Elucidation of redox regulatory mechanisms by transcription factor network

2018 Fiscal Year Final Research Report

• Project Area: Oxygen biology: a new criterion for integrated understanding of life
• Project/Area Number: 26111010
• Research Category: Grant-in-Aid for Scientific Research on Innovative Areas (Research in a proposed research area)
• Allocation Type: Single-year Grants
• Review Section: Biological Sciences
• Research Institution: Hirosaki University
• Principal Investigator: Itoh Ken 弘前大学, 医学研究科, 教授 (10323289)
• Co-Investigator(Kenkyū-buntansha): 鈴木 隆史 東北大学, 医学系研究科, 講師 (70508308) ; 濱崎 純 東京大学, 大学院薬学系研究科(薬学部), 助教 (80533588)
• Project Period (FY): 2014-07-10 – 2019-03-31
• Keywords: Nrf2 / Keap1 / ミトコンドリア / プロテアソーム / 活性酸素 / 酸素ストレス

Outline of Final Research Achievements

We identified the strong physical interaction between Nrf2 and ATF4, and demonstrated that they cooperatively regulates gene expression of a set of cytoprotective genes.

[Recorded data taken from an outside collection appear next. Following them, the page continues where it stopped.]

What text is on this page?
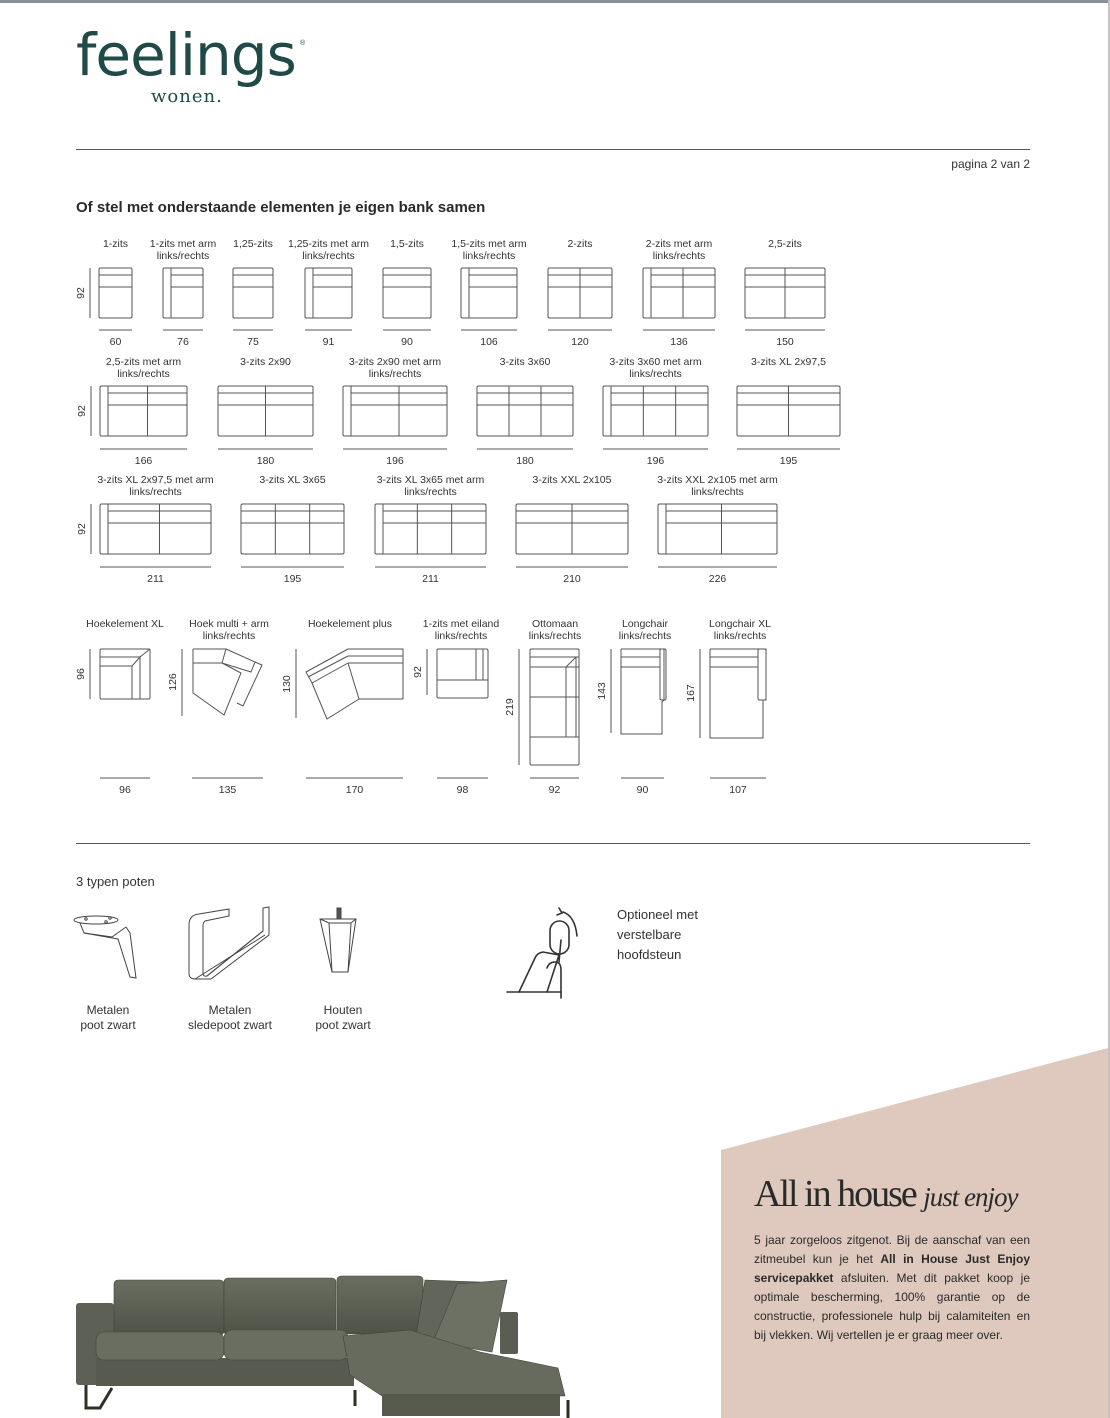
feelings ®
wonen.
pagina 2 van 2
Of stel met onderstaande elementen je eigen bank samen
1-zits
60
92
1-zits met arm
links/rechts
76
1,25-zits
75
1,25-zits met arm
links/rechts
91
1,5-zits
90
1,5-zits met arm
links/rechts
106
2-zits
120
2-zits met arm
links/rechts
136
2,5-zits
150
2,5-zits met arm
links/rechts
166
92
3-zits 2x90
180
3-zits 2x90 met arm
links/rechts
196
3-zits 3x60
180
3-zits 3x60 met arm
links/rechts
196
3-zits XL 2x97,5
195
3-zits XL 2x97,5 met arm
links/rechts
211
92
3-zits XL 3x65
195
3-zits XL 3x65 met arm
links/rechts
211
3-zits XXL 2x105
210
3-zits XXL 2x105 met arm
links/rechts
226
Hoekelement XL
96
Hoek multi + arm
links/rechts
135
Hoekelement plus
170
1-zits met eiland
links/rechts
98
Ottomaan
links/rechts
92
Longchair
links/rechts
90
Longchair XL
links/rechts
107
96	126	130
92
219
143	167
3 typen poten
Metalen
poot zwart
Metalen
sledepoot zwart
Houten
poot zwart
Optioneel met
verstelbare
hoofdsteun
All in house just enjoy
5 jaar zorgeloos zitgenot. Bij de aanschaf van een zitmeubel kun je het All in House Just Enjoy servicepakket afsluiten. Met dit pakket koop je optimale bescherming, 100% garantie op de constructie, professionele hulp bij calamiteiten en bij vlekken. Wij vertellen je er graag meer over.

We also showed that GCN1L1 regulates cell cycle and embryonic development in a GCN2-independent manner as well as GCN2-dependent amino acid starvation and UV response. We also demonstrated thata Keap1 senses a variety of stresses by using multiple cysteine residues and consequently, Nrf2 inducers can be classified into at least 5 subclasses. We also identified novel regulators of proteasome and an Nrf1 activator during proteasome inhibition.

Free Research Field

ストレス応答

Academic Significance and Societal Importance of the Research Achievements

酸化ストレス応答やタンパク質生体恒常性維持機構に関わる重要な因子を同定するとともに、生体におけるそれらの役割を明らかにした。これらは、加齢性疾患の病態生理を理解し予防法を検討する上で重要な標的因子になると思われる。また、親電子性物質や活性酸素に対するKeap1のセンシング機構を明らかにした。これらは、細胞の酸化ストレス感知機構に重要な意義を持つ。